Residents buy fireworks at a store in Guangshun North Road in Beijing on Friday. [Photo/China Daily]
As the quality of the city's air continues to give rise to concerns, many NGOs are asking the public to refrain from shooting off fireworks during the coming Spring Festival.
Feng Yongfeng, founder of an environmental protection NGO in the city, encouraged residents to set off fewer fireworks. He said they should take the money they would have spent on pyrotechnics and instead use it to buy the city a PM 2.5 detector - a device that measures the amount of particulate matter smaller than 2.5 micrograms that is in the air.
Ma Jun, director of the Institute of Public and Environmental Affairs, called for the public to replace large fireworks with some that are small and give off less pollution.
"Large fireworks contain too much gunpowder," Ma said. "When they explode, they give off too much noise and pollution, especially in crowded cities such as Beijing."
The Beijing administration of work safety said the city this year will have 1,429 firework retail outlets, 20 percent fewer than last year.
During the holiday, emergency medical workers in Beijing will be prepared to monitor the use of fireworks in the city and three helicopters will also be looking for mishaps.
Since 2005, the capital's government has loosened the restrictions it places on the use of fireworks in the capital in the Spring Festival holiday.
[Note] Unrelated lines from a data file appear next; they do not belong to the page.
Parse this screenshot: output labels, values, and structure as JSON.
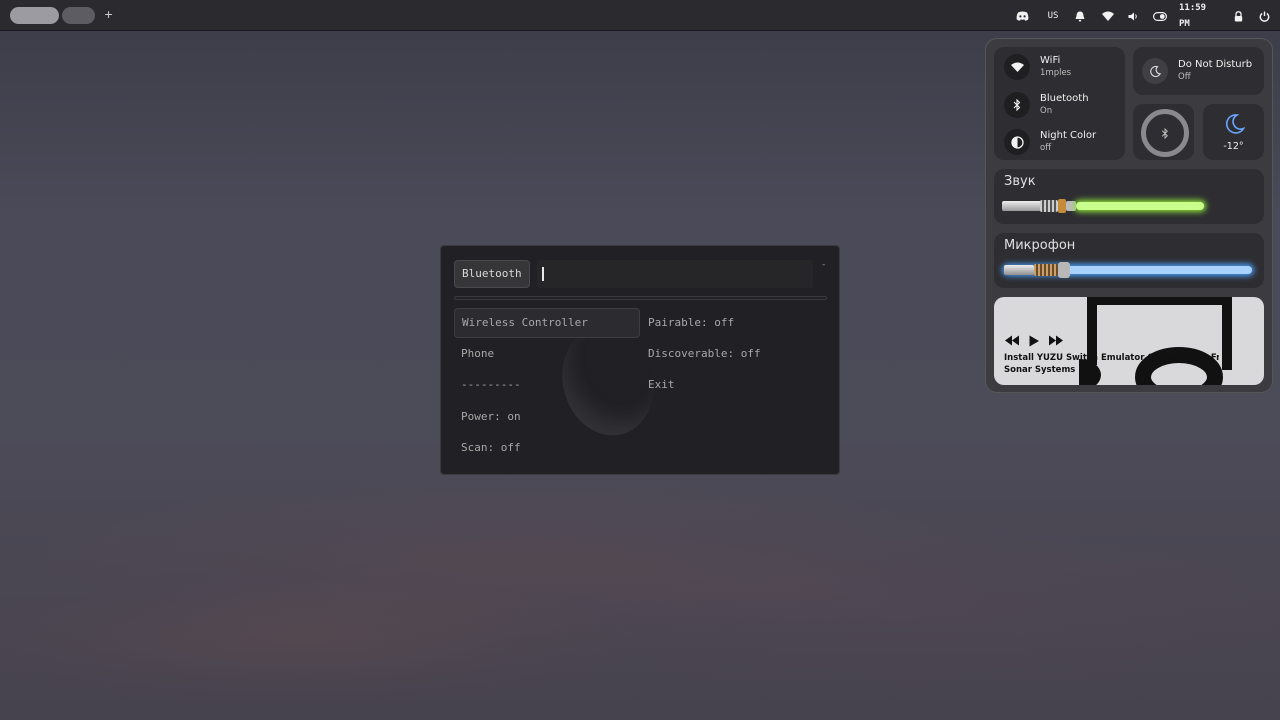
{
  "topbar": {
    "add_workspace_label": "+",
    "keyboard_layout": "US",
    "clock": "11:59 PM"
  },
  "bluetooth_menu": {
    "prompt": "Bluetooth",
    "mode_indicator": "-",
    "left_items": [
      "Wireless Controller",
      "Phone",
      "---------",
      "Power: on",
      "Scan: off"
    ],
    "right_items": [
      "Pairable: off",
      "Discoverable: off",
      "Exit"
    ],
    "selected_item": "Wireless Controller"
  },
  "control_center": {
    "wifi": {
      "title": "WiFi",
      "status": "1mples"
    },
    "bluetooth": {
      "title": "Bluetooth",
      "status": "On"
    },
    "night_color": {
      "title": "Night Color",
      "status": "off"
    },
    "dnd": {
      "title": "Do Not Disturb",
      "status": "Off"
    },
    "weather": {
      "temp": "-12°",
      "icon": "moon-icon"
    },
    "sound": {
      "title": "Звук",
      "level": 0.72,
      "color": "#8ee23a"
    },
    "mic": {
      "title": "Микрофон",
      "level": 1.0,
      "color": "#4aa0ff"
    },
    "media": {
      "title": "Install YUZU Switch Emulator On Linux For Fre...",
      "artist": "Sonar Systems"
    }
  },
  "colors": {
    "accent_weather": "#6aa6ff",
    "sound_blade": "#8ee23a",
    "mic_blade": "#4aa0ff"
  }
}
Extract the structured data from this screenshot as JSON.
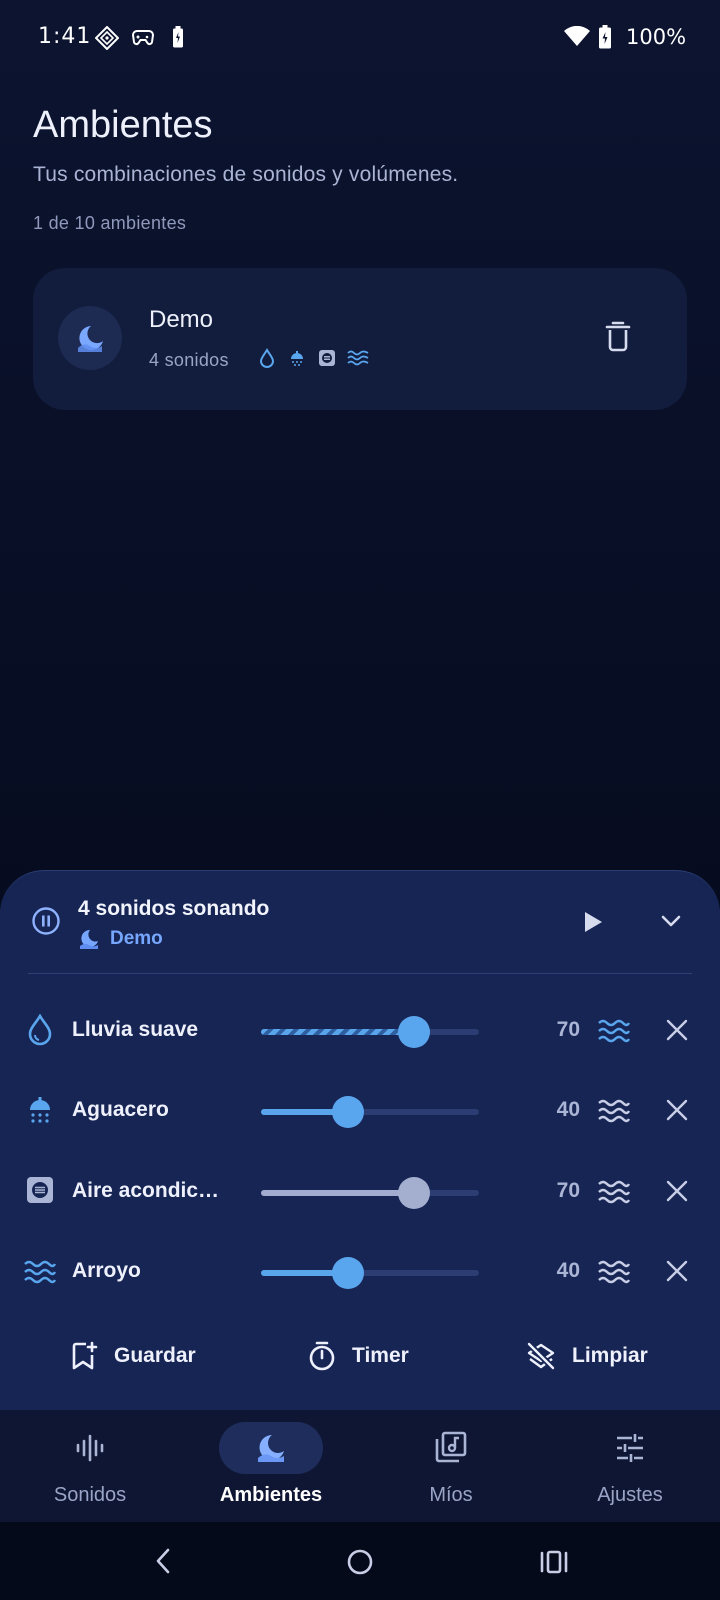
{
  "status_bar": {
    "time": "1:41",
    "battery": "100%"
  },
  "header": {
    "title": "Ambientes",
    "subtitle": "Tus combinaciones de sonidos y volúmenes.",
    "count": "1 de 10 ambientes"
  },
  "presets": [
    {
      "name": "Demo",
      "sound_count": "4 sonidos",
      "icons": [
        "droplet-icon",
        "shower-icon",
        "ac-unit-icon",
        "waves-icon"
      ]
    }
  ],
  "player": {
    "title": "4 sonidos sonando",
    "preset_name": "Demo",
    "sounds": [
      {
        "label": "Lluvia suave",
        "value": "70",
        "level": 0.7,
        "style": "striped",
        "icon": "droplet-icon"
      },
      {
        "label": "Aguacero",
        "value": "40",
        "level": 0.4,
        "style": "solid",
        "icon": "shower-icon"
      },
      {
        "label": "Aire acondic…",
        "value": "70",
        "level": 0.7,
        "style": "grey",
        "icon": "ac-unit-icon"
      },
      {
        "label": "Arroyo",
        "value": "40",
        "level": 0.4,
        "style": "solid",
        "icon": "waves-icon"
      }
    ],
    "actions": {
      "save": "Guardar",
      "timer": "Timer",
      "clear": "Limpiar"
    }
  },
  "nav": {
    "items": [
      {
        "label": "Sonidos",
        "icon": "soundwave-icon"
      },
      {
        "label": "Ambientes",
        "icon": "moon-icon",
        "active": true
      },
      {
        "label": "Míos",
        "icon": "music-library-icon"
      },
      {
        "label": "Ajustes",
        "icon": "sliders-icon"
      }
    ]
  },
  "colors": {
    "accent": "#58a5ec",
    "preset_accent": "#77a6ff",
    "sheet_bg": "#172554",
    "card_bg": "#121c3d"
  }
}
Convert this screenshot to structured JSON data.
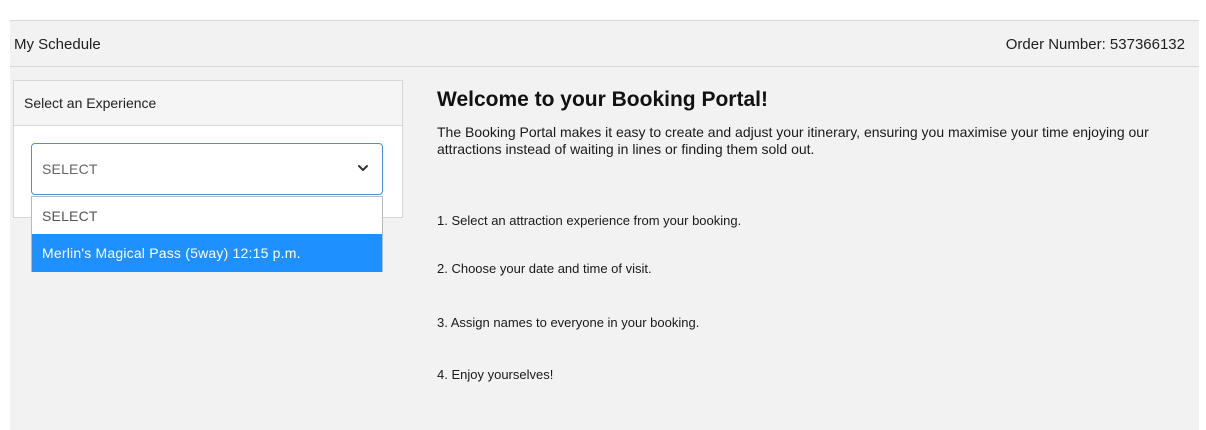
{
  "header": {
    "title": "My Schedule",
    "order_number": "Order Number: 537366132"
  },
  "experience": {
    "card_title": "Select an Experience",
    "select_value": "SELECT",
    "options": [
      "SELECT",
      "Merlin's Magical Pass (5way) 12:15 p.m."
    ],
    "highlighted_option_index": 1
  },
  "main": {
    "welcome_title": "Welcome to your Booking Portal!",
    "intro": "The Booking Portal makes it easy to create and adjust your itinerary, ensuring you maximise your time enjoying our attractions instead of waiting in lines or finding them sold out.",
    "steps": [
      "1. Select an attraction experience from your booking.",
      "2. Choose your date and time of visit.",
      "3. Assign names to everyone in your booking.",
      "4. Enjoy yourselves!"
    ]
  },
  "colors": {
    "highlight": "#1e90ff",
    "select_border": "#4a90e2",
    "panel_bg": "#f2f2f2"
  },
  "icons": {
    "select_arrow": "chevron-down-icon"
  }
}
Even so, firework sellers are not likely to be awash with money this year.
Those within the city's Fifth Ring Road began welcoming their first customers on Friday.
"We can't say whether our firework sales this year will be better or worse since this is the first day we have been selling them," said An Fenglan, 48, a saleswoman at a firework sales outlet in Beijing's Chaoyang district, one of the 533 such places within the Fifth Ring Road.
Feng Shuang, 24, a Beijing resident, said she thinks fireworks are loud and smoky and she has not used them to celebrate the festival in years.
"It's especially annoying when all of the car alarms in this neighborhood are set off by exploding fireworks," Feng said. "That's not what a festival should be like."
Some, though, continue to observe the tradition of setting off fireworks during Spring Festival.
Wang Yu, 26, a Beijing resident, said he bought about 1,000 yuan ($160) worth of fireworks this year and is looking forward to shooting them off on the eve of the holiday.
"Compared with emissions from chemical plants, emissions from fireworks hardly count," said Wang. "This is the only time of the year I can celebrate with some noise."
An said with or without air pollution, fireworks will remain a traditional part of Spring Festival - one that many people, the elderly perhaps above all, are reluctant to do without. He said it is a common belief that pyrotechnics can drive away bad luck and draw in good.
"Some people have come just to buy the biggest firework possible," An said. "They take that as being a symbol of their identities."
Whatever benefits may come from large fireworks, experts say they are dangerous.
"Fireworks, if they do not burn well enough, will release tremendous amounts of harmful pollutants, including carbon monoxide and particulate matter," Wang said. "Even after they are burned, the metal particles in the smoke they release are harmful to the people who breathe them."
According to an experiment conducted by the Beijing Municipal Environmental Monitoring Center and Minzu University of China, the concentration of PM 2.5 in the city increases to almost 800 micrograms for every cubic meter of air on Chinese New Year's Eve, the day when the greatest number of fireworks are set off in celebration of the holiday.
That is 80 times higher than what is deemed safe by the World Health Organization.
At such times, even those without respiratory conditions may feel discomfort when they breathe. And those with chronic conditions might be at risk of losing their lives, said Zhang Lianguo, director of Xuanwu Hospital's respiratory department in Beijing.